CVS plans to announce Wednesday that it has pulled all remaining cigarettes, cigars, smokeless tobacco and other tobacco products from each of its 7,700 pharmacies nationwide.
The company, long known as CVS Caremark Corp., unveiled plans to rebrand as CVS Health, a clear nod to the broader role it hopes to play in the healthcare market.
The move to go tobacco free, which comes a month earlier than planned, carries a substantial risk to CVS' bottom line but also the potential for a long-term competitive advantage over its peers, particularly Walgreen Co., the nation's largest pharmacy retailer.
"We believe this reflects our broader healthcare commitment," said Larry Merlo, the company's chief executive officer. "What this says about CVS is that we're a pharmacy innovation company that is at the forefront of a changing healthcare landscape, and it helps us to play a bigger role in healthcare."
The company, the first major pharmacy to undertake such a ban, first announced the plans in February.
CVS estimates that it will forego about $1.5 billion in annual tobacco sales and another $500 million in associated purchases from people who visit pharmacies primarily to buy cigarettes or chewing tobacco.
But, Merlo said, getting out of tobacco clears up a "contradiction" and removes a "growing obstacle" for the company as it pushes deeper into healthcare.
Eliminating tobacco already has helped with some negotiations, he said.
CVS, based in Woonsocket, R.I., leads the nation with about 900 walk-in clinics, which are staffed to treat minor ailments, administer vaccines and help patients manage chronic illnesses like hypertension and diabetes.
It also has been seeking more partnerships with hospitals, health systems and physicians to manage the healthcare of groups of patients.
Such arrangements, which are being adopted by Medicare, Medicaid and private insurers, in some cases call for groups of providers to share in savings they're able to produce by keeping patients healthier and their healthcare costs low.

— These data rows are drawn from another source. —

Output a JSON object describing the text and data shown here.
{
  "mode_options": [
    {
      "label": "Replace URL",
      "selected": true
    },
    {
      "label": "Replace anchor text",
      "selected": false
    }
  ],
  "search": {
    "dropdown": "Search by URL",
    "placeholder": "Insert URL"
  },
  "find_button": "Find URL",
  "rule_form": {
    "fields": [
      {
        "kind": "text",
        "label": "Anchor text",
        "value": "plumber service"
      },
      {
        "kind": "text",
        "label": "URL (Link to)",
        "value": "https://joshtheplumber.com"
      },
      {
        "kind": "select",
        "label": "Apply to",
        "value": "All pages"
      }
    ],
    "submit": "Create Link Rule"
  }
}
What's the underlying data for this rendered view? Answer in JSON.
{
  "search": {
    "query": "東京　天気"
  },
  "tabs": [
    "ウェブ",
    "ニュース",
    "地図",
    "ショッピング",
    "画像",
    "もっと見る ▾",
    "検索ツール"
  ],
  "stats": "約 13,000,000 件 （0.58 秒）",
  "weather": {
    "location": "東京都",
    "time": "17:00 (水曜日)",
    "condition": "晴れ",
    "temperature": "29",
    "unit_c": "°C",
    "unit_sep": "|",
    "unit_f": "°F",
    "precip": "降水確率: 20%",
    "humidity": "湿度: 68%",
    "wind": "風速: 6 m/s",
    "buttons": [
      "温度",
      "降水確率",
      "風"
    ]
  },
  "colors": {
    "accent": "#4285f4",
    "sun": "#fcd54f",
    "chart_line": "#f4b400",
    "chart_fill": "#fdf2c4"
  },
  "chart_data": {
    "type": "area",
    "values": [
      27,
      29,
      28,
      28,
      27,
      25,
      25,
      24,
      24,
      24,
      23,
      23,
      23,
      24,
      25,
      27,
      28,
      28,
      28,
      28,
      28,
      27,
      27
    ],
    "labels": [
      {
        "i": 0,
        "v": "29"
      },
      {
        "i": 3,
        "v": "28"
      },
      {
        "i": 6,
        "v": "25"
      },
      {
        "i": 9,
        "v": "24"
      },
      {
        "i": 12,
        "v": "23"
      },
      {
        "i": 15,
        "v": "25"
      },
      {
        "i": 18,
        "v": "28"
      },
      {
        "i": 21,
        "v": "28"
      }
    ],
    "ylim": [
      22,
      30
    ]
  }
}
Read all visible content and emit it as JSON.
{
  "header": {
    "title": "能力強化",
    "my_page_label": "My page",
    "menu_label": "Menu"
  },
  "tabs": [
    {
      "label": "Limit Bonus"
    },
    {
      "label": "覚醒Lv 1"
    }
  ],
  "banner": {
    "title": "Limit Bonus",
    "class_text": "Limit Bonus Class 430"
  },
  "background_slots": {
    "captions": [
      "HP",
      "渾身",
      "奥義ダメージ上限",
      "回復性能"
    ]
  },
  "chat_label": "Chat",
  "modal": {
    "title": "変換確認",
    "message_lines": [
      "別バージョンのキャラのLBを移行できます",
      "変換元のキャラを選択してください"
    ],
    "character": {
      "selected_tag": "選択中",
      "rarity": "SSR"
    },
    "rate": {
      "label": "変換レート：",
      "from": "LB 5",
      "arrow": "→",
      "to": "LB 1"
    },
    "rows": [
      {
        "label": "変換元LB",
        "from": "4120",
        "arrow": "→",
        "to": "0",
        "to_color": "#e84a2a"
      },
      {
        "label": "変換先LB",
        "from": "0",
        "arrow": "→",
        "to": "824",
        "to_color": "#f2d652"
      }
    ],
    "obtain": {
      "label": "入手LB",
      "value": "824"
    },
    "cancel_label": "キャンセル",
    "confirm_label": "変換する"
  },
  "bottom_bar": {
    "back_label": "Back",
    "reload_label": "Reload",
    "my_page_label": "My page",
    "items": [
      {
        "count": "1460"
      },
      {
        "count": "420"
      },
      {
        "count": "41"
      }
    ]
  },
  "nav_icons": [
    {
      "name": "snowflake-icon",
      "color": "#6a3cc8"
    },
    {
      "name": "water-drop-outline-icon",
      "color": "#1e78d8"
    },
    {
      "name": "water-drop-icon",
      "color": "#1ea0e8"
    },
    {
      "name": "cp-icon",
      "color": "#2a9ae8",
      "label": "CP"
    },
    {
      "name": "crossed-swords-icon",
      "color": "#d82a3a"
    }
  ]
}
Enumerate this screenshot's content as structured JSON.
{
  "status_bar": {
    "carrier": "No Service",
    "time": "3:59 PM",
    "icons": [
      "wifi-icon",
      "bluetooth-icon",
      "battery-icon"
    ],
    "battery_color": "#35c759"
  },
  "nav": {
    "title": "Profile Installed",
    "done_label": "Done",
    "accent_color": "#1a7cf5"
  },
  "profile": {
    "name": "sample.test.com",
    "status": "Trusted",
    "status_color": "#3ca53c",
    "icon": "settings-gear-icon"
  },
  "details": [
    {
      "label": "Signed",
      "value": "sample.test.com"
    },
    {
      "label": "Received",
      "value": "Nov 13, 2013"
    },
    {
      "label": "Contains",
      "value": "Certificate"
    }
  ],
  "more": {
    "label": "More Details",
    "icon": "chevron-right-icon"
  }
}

A care network in which patients would be directed into a pharmacy where they could buy cigarettes while picking up their prescription began to make less sense for some health system executives, said Dr. Troy Brennan, CVS' chief medical officer.
"This shows them we're in healthcare to stay, and we're really serious about managing patient care and population health," Brennan said.
Like CVS, Walgreen for years has faced criticism from health and advocacy groups regarding its policy of selling tobacco products. It also is amid a transformation into a more healthcare-focused company.
Still, its policy on selling tobacco has not changed.
"We believe that if the goal is to truly reduce tobacco use in America, then the most effective thing retail pharmacies can do is address the root causes and help smokers quit," Walgreen said in a statement. "A retail pharmacy ban on tobacco sales would have little to no significant impact on actually reducing the use of tobacco."
Both Walgreen and CVS have smoking-cessation programs.
Still, about 18% of American adults smoke, a number that hasn't moved significantly in a decade.
Groups including the Campaign for Tobacco-Free Kids and American Lung Assn. praised CVS' move and called upon other retailers to follow suit.
"We feel it's a very important move for a retail pharmacy to take tobacco out of their stores," said Harold Wimmer, the national president and chief executive officer of the American Lung Assn. "We feel this gives us another opportunity to go back to other retail pharmacies and encourage them to do the same."